No matter how old a child is, once that door closes, all a mother can do is pray for a safe return. The night Kenyatta Snell left to go to a party, her mother, Pamela Snell, cautioned her to “be careful.” When the door closed, Pamela Snell said a prayer for her daughter’s safe return.
The date was June 3, 2023.
“Kenyatta was going to a party in Louisville with a friend,” her mother said. “I’m not sure she wanted to go. Young people like to go and have a good time with their friends. But, I just had an uneasy feeling. It was going to be one those field parties with no supervision, Freaknik, I think it was called. It was a mother’s intuition. I would be uneasy until ‘Turtle’ was back at home.”
The mention of Kenyatta Snell’s nickname brought a smile to her mom’s face.
“Kenyatta enjoyed life. She was a happy young person. She loved her little daughter, Kassady. Being with her daughter brought her much happiness. But, Kenyatta was young and she liked to go and have good time. But, I was uneasy and anxious to hear her come through the door.”
Around 9:30 p.m., Kenyatta face-timed her mom.
“She was at a gas station and was going to bring home snacks for Kassidy,” her mom said. “It was a such relief. I had felt uneasy but she was on the way home.”
Just what happened and why, Pamela Snell said she will never know.

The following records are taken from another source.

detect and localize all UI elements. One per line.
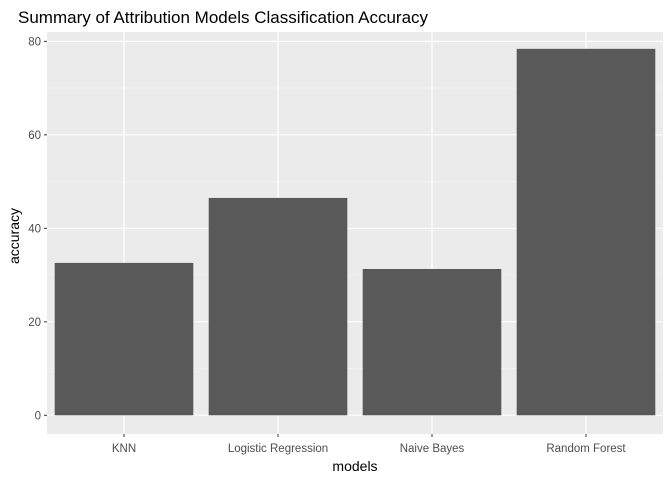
y-axis: 0 20 40 60 80	[28, 36, 47, 422]
y-tick-label: 80	[28, 36, 41, 48]
x-axis: KNN Logistic Regression Naive Bayes Random …	[112, 434, 626, 455]
bar-logistic-regression	[208, 197, 348, 416]
y-tick-label: 60	[28, 130, 41, 142]
x-tick-label: Random Forest	[546, 443, 626, 455]
chart-title: Summary of Attribution Models Classifica…	[18, 8, 429, 27]
bar-naive-bayes	[362, 268, 502, 416]
x-tick-label: KNN	[112, 443, 136, 455]
x-tick-label: Naive Bayes	[400, 443, 465, 455]
y-axis-title: accuracy	[6, 208, 22, 264]
x-tick-label: Logistic Regression	[228, 443, 328, 455]
y-tick-label: 40	[28, 223, 41, 235]
x-axis-title: models	[332, 458, 377, 474]
y-tick-label: 0	[35, 410, 41, 422]
y-tick-label: 20	[28, 317, 41, 329]
bars	[54, 48, 656, 416]
bar-knn	[54, 262, 194, 416]
bar-random-forest	[516, 48, 656, 416]
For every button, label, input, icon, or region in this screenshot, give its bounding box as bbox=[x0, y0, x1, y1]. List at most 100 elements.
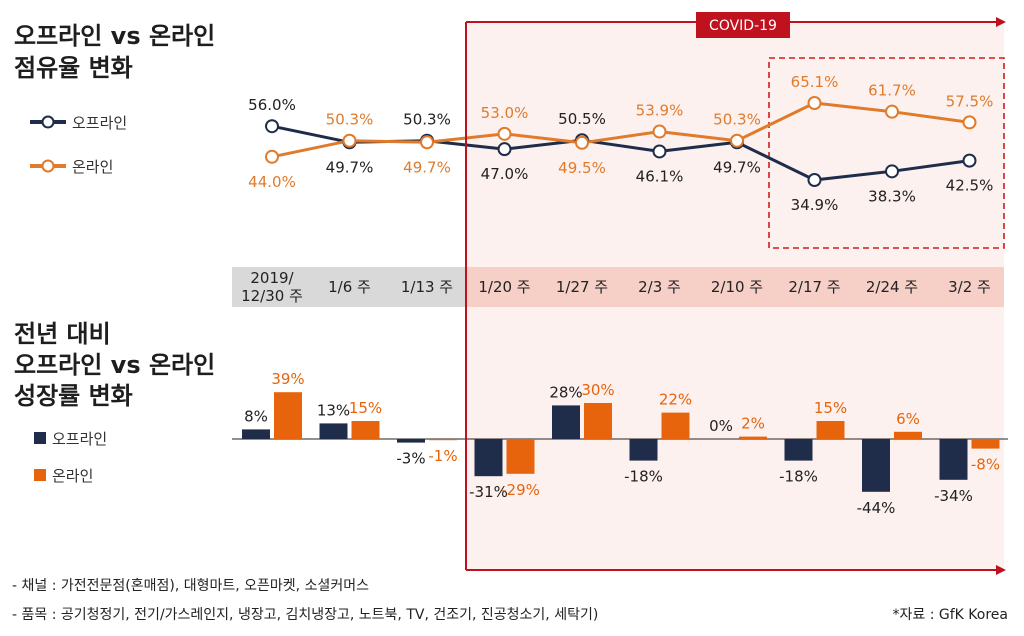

“For some reason, Kenyatta decided to go back to the party,” her mother said. “She was on the way home. Why did she go back to the party? If she had just come on home.”
An hour later, around 10:30, Pamela Snell go a call that someone had been shot at the field party.
“Then came the news, my baby had been shot,” Snell said. “My baby had been shot.”
Kenyatta Snell died in a field in a small Alabama town. She was 25 years old.
As the family received the news, they begin to gather to console and support a most distraught mother.
“To lose a child is heartbreaking and losing Kenyatta broke my heart in two,” Snell said. “Her death was….she was shot at a party. How could a young person be shot for no reason; by someone she didn’t know and someone who didn’t know her.”
Pam Snell said she cannot get the image of her daughter being shot and killed and left lying there on the ground with people running all around her.
“In that one second, Kenyatta lost her life. In that one second, Kassidy lost her mother and, in that one second I lost my daughter.”
No one was shooting a Kenyatta Snell. She was at a party and then she was gone forever.
There are a thousand ifs that could have changed what happened that night in a field somewhere in Louisville, Alabama.
If Kenyatta had stayed home; if she had come home with snacks for her little daughter; if she had not been in the path of a bullet that was not meant for her.
“There were about 900 people at the party. But, my baby was the one that didn’t go home.”